The language Jacobs uses in The Death and Life of Great American Cities is sometimes dangerous, as when she says that “streets or districts which do have good primary mixtures and are successful at generating city diversity should be treasured, rather than despised for their mixture and destroyed by attempts to sort out their components from one another.” She’s right about mixed-use areas being valuable, but the word “treasured” is a problem: a mixed-used building that is three stories tall can be equally good at being mixed-use with thirty stories. Treasuring buildings that already exist can lead to the San Francisco problem, and San Francisco itself is only the furthest along example of what happens when supply can’t meet demand.

There is one thing I think Glaeser gets wrong in his article:

Jacobs was right that cities are built for people, but they are also built around transportation systems. New York was America’s premier harbor, and the city grew up around the port. The meandering streets of lower Manhattan were laid down in a pedestrian age. Washington Square was urban sprawl in the age of the omnibus. The Upper East Side and Upper West Side were built up in the age of rail, when my great-grandfather would take the long elevated train ride downtown from Washington Heights. It was inevitable that cars would also require urban change. Either older cities would have to adapt, or the population would move entirely to the new car-based cities of the Sunbelt. [. . . ] No matter what Jacobs thought, there simply was not a car-less option for New York.

The issue with older cities is less about cars than about older cities doing what they do well: density, public interfaces, and so forth. Instead of trying to capitalize on the strengths of older cities, older cities built the massive highways and parking lots Jacobs and her acolytes eventually learned to fight. Sometimes the response to a technology shift isn’t to attempt to ape the shift but to make sure you focus on doing your core strength better—which many cities have utterly failed to do.

When the car began spreading in earnest in the 1920s, the total U.S. population was 106,021,537. In 1930 it was 122,775,046. Today it’s approximately 316,000,000. Moving to a highly car-dependent lifestyle made sense for a long time, but now a lot of urban areas are simply choked by them. This famous photo from the City of Muenster Planning Office succinctly demonstrates the problem, as does L.A. during rush hour:

Cities, buses, and bikes

Education is also part of the city puzzle, since it’s provided publicly and, usually, on a per-city basis. For much of the period from approximately 1970 – 2010, it was possible for parents to outrun well-meaning but poorly executed court degrees pertaining to school districting. It’s hard to measure the extent to which school busing and similar schemes drove many parents to the suburbs, even if they would’ve liked to stay in cities. This 2006 WSJ piece describes some of the pernicious consequences that are still reverberating in Seattle, which is a microcosm for the problems elsewhere. Schools and real estate both show the same basic principle: when principles meet self-interest, self-interest usually wins. Everyone favors low- and moderate-income housing in theory but don’t want it in their neighborhood, and everyone favors racial integration in theory unless their kid gets moved to the worse school.

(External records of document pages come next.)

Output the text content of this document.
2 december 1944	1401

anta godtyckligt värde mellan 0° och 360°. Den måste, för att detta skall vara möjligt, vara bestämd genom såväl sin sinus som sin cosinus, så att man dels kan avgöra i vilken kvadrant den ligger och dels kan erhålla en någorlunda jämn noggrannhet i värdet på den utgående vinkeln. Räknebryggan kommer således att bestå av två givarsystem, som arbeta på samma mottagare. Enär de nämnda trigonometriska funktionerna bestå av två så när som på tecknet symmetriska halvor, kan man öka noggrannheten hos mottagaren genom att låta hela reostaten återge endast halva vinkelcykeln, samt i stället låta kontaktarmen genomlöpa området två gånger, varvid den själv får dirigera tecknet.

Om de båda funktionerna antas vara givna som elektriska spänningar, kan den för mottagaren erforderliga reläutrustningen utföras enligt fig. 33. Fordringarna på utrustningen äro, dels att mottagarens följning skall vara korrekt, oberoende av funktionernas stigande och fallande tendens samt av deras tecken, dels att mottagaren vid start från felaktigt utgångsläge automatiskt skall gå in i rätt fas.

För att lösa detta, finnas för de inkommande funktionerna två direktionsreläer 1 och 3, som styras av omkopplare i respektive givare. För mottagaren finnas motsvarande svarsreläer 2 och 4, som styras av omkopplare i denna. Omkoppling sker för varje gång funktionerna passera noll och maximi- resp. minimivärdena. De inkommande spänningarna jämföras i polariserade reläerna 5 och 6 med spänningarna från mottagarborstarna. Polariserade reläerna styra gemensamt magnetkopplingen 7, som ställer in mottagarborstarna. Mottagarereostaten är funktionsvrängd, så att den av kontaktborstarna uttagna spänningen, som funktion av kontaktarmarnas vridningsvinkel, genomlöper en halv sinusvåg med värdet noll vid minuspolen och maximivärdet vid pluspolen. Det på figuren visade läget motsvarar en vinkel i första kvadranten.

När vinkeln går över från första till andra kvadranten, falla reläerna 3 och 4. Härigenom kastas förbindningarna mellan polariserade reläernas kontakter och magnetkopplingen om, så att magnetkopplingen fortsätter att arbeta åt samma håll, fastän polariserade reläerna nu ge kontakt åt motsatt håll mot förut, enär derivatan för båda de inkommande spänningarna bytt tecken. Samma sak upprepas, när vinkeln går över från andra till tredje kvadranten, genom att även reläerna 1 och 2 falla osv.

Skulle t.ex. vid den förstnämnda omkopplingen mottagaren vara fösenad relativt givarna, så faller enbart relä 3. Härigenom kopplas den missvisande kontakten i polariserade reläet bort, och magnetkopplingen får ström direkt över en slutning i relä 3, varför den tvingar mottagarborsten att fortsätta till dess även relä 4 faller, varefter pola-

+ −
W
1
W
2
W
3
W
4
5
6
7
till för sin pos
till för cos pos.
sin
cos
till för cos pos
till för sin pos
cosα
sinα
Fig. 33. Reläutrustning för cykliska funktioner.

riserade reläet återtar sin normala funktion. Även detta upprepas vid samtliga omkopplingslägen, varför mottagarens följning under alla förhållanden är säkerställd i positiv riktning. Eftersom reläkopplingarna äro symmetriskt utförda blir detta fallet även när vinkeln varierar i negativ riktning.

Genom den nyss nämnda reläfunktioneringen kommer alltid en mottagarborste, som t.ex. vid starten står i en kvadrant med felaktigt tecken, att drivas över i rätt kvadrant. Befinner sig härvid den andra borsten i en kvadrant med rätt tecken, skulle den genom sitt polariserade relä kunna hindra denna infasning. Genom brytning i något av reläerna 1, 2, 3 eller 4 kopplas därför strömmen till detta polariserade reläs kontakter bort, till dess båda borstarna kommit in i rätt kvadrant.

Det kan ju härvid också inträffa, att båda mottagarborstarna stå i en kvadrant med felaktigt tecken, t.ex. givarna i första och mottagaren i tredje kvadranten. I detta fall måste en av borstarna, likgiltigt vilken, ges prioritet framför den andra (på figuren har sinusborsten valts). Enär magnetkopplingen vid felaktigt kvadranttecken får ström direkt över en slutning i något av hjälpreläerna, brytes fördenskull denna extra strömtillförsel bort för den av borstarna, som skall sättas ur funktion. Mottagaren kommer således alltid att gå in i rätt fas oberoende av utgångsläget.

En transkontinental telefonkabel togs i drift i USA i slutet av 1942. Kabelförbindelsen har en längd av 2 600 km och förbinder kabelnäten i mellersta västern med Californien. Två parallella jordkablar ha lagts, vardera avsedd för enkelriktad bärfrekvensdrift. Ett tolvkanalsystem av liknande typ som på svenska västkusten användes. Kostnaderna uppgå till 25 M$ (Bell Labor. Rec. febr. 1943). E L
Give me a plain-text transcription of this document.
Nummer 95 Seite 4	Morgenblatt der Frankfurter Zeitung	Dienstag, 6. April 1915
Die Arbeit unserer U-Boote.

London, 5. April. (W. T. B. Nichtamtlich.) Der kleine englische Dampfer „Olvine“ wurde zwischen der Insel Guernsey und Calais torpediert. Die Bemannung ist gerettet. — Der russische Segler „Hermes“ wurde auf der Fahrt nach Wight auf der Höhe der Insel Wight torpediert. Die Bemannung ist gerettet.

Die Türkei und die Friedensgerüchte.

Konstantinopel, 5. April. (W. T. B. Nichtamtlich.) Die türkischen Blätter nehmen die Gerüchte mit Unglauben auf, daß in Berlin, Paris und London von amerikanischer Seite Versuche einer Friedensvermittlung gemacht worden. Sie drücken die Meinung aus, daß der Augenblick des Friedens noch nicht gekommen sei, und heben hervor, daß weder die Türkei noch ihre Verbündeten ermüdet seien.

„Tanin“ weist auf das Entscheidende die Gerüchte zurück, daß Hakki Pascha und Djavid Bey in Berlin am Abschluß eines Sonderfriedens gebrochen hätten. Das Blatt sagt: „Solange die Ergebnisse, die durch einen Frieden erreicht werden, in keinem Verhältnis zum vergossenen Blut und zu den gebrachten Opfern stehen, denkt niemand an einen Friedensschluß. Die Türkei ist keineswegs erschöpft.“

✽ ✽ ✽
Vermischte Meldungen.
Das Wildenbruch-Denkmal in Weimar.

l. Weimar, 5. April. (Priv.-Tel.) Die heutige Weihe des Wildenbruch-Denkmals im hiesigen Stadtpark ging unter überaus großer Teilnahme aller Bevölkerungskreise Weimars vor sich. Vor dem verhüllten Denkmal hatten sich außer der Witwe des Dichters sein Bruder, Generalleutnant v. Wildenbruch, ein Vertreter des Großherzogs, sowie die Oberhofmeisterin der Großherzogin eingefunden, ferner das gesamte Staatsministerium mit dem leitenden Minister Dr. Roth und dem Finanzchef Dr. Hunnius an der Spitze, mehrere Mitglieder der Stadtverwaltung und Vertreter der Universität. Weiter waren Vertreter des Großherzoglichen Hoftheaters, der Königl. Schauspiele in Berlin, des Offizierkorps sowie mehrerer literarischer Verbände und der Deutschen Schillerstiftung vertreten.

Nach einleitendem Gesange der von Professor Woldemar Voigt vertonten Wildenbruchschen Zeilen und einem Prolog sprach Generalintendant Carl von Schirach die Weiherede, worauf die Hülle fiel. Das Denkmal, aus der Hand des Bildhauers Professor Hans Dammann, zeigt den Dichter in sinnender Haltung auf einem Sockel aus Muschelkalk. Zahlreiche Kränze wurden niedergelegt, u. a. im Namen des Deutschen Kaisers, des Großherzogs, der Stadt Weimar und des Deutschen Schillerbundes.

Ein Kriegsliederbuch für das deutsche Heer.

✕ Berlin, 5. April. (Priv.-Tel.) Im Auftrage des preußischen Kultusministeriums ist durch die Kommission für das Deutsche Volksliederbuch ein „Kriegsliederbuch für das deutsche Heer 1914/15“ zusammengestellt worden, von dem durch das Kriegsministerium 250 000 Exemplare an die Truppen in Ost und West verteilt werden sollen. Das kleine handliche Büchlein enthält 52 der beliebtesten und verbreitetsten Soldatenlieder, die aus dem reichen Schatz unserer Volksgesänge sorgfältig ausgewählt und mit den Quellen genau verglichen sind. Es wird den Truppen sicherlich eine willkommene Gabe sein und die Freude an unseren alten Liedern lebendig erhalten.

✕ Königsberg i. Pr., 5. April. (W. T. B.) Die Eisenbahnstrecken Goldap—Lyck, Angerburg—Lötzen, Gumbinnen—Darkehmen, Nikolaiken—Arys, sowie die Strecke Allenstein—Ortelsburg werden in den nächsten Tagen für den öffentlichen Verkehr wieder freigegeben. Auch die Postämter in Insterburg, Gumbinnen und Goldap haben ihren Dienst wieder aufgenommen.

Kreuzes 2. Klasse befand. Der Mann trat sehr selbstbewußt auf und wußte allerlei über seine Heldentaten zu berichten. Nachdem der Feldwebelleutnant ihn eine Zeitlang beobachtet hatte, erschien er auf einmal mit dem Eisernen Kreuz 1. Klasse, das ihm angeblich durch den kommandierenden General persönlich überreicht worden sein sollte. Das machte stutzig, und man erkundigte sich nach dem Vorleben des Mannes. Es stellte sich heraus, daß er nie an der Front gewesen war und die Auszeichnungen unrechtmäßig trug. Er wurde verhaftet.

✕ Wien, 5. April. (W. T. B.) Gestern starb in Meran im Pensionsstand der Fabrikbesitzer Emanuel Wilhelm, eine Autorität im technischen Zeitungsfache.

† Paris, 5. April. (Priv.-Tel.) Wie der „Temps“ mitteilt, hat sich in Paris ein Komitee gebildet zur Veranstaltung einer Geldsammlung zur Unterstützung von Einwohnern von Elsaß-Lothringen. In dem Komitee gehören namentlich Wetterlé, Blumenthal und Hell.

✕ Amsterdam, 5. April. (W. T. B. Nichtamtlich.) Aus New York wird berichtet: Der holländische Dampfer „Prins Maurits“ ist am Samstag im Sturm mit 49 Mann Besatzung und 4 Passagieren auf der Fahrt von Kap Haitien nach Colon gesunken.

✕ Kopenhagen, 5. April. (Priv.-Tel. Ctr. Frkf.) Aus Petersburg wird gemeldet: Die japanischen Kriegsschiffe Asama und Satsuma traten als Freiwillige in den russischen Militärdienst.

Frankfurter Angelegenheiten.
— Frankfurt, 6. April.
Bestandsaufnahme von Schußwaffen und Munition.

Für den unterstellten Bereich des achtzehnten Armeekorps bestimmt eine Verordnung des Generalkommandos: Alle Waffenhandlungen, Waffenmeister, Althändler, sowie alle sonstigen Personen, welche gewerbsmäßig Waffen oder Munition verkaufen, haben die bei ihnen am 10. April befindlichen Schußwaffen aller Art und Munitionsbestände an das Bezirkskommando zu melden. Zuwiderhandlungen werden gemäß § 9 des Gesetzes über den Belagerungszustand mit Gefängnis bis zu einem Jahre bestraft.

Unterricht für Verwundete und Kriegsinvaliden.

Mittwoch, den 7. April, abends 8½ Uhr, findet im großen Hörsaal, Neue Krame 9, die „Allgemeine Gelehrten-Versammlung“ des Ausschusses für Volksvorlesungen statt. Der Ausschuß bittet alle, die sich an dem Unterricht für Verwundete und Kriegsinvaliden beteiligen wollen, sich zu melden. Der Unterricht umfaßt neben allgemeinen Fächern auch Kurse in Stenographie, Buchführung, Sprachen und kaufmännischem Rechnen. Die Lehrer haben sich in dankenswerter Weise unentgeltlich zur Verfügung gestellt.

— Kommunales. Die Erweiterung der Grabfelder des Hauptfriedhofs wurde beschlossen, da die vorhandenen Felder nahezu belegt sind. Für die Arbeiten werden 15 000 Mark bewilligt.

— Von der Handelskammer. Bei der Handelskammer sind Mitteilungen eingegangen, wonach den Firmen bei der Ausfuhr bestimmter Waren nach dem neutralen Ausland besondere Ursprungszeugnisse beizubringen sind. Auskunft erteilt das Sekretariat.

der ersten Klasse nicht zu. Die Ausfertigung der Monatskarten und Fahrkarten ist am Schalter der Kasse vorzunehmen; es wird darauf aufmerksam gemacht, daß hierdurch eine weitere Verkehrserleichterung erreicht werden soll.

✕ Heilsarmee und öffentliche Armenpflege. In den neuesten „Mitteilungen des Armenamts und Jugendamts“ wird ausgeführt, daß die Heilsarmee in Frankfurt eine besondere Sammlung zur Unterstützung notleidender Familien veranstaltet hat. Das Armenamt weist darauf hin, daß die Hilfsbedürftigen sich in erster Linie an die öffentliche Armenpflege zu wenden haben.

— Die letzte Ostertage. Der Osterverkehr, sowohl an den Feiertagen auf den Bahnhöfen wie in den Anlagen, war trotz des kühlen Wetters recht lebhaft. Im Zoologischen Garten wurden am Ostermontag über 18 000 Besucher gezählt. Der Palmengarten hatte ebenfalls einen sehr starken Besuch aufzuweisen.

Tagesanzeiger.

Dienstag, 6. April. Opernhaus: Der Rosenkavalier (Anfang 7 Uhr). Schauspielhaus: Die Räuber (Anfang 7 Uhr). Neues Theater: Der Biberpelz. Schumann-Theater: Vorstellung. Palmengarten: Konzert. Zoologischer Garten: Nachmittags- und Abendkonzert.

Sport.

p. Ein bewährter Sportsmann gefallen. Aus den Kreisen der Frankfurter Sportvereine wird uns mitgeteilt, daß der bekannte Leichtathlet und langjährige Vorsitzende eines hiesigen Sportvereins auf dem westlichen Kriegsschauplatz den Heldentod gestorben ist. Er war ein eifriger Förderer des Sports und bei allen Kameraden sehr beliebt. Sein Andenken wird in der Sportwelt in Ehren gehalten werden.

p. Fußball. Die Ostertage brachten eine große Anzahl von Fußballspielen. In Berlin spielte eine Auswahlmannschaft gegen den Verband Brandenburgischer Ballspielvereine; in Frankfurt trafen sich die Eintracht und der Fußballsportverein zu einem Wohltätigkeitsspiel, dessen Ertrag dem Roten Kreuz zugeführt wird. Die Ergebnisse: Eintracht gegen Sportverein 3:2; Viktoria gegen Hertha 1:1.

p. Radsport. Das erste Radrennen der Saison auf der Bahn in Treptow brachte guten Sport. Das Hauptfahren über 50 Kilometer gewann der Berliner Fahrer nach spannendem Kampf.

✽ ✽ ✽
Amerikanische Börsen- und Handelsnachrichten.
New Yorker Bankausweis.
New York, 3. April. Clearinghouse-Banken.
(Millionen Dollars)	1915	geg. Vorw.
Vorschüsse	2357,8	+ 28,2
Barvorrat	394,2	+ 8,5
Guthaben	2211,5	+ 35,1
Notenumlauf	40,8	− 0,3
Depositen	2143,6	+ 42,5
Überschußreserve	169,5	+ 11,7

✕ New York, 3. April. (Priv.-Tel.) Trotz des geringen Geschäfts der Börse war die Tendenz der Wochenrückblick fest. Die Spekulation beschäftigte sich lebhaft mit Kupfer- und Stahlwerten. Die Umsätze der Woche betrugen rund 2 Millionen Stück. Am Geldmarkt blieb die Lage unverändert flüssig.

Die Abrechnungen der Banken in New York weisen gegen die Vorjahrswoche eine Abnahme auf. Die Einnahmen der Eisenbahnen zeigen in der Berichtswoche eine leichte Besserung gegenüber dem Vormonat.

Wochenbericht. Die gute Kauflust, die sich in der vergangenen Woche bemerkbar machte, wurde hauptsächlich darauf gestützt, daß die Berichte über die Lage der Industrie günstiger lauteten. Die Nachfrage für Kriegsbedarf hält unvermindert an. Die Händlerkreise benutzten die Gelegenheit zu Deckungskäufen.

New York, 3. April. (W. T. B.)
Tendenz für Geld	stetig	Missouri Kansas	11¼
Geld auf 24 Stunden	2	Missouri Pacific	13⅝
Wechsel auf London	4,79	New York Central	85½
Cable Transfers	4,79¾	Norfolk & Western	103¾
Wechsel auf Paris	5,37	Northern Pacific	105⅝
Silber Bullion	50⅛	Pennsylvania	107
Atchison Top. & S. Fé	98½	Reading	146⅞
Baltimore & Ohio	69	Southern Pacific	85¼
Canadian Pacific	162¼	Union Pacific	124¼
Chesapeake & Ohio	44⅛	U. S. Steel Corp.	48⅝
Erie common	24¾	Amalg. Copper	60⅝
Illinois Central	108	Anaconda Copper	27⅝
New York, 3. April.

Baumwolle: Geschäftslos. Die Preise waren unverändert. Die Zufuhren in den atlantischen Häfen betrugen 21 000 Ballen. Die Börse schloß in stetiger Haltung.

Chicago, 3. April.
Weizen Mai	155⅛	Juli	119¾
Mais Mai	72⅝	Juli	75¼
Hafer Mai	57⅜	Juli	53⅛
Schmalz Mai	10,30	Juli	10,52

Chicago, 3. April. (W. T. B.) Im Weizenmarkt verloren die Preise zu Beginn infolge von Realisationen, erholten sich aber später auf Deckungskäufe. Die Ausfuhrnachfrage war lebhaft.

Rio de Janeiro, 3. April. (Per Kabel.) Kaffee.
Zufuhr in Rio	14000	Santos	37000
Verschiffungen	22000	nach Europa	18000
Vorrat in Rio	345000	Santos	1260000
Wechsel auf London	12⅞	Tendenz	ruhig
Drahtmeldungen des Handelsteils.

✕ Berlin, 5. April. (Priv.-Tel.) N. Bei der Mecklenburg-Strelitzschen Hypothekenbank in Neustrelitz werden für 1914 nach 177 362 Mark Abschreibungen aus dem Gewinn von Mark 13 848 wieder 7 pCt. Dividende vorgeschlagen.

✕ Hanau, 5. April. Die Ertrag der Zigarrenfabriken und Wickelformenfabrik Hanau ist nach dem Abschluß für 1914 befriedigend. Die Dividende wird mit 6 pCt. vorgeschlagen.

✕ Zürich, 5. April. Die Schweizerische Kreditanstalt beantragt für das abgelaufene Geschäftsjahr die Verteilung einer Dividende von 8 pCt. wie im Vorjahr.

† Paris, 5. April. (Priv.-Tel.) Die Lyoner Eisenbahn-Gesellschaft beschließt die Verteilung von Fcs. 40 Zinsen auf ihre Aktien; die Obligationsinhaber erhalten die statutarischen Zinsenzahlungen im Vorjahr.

Still, that’s tangential to Jacobs’s main points and how they affect contemporary decisions in cities. That I’m still citing Jacobs’ work more than 50 years later demonstrates its importance. To the extent any normal person has heard of anyone having anything to do with urban planning, they’ve heard of Jacobs and Moses. Pretty much anyone with any formal education in the subject has not only heard of them but read at least excerpts of their writing. It’s like being in English lit and wondering who this Shakespeare guy is.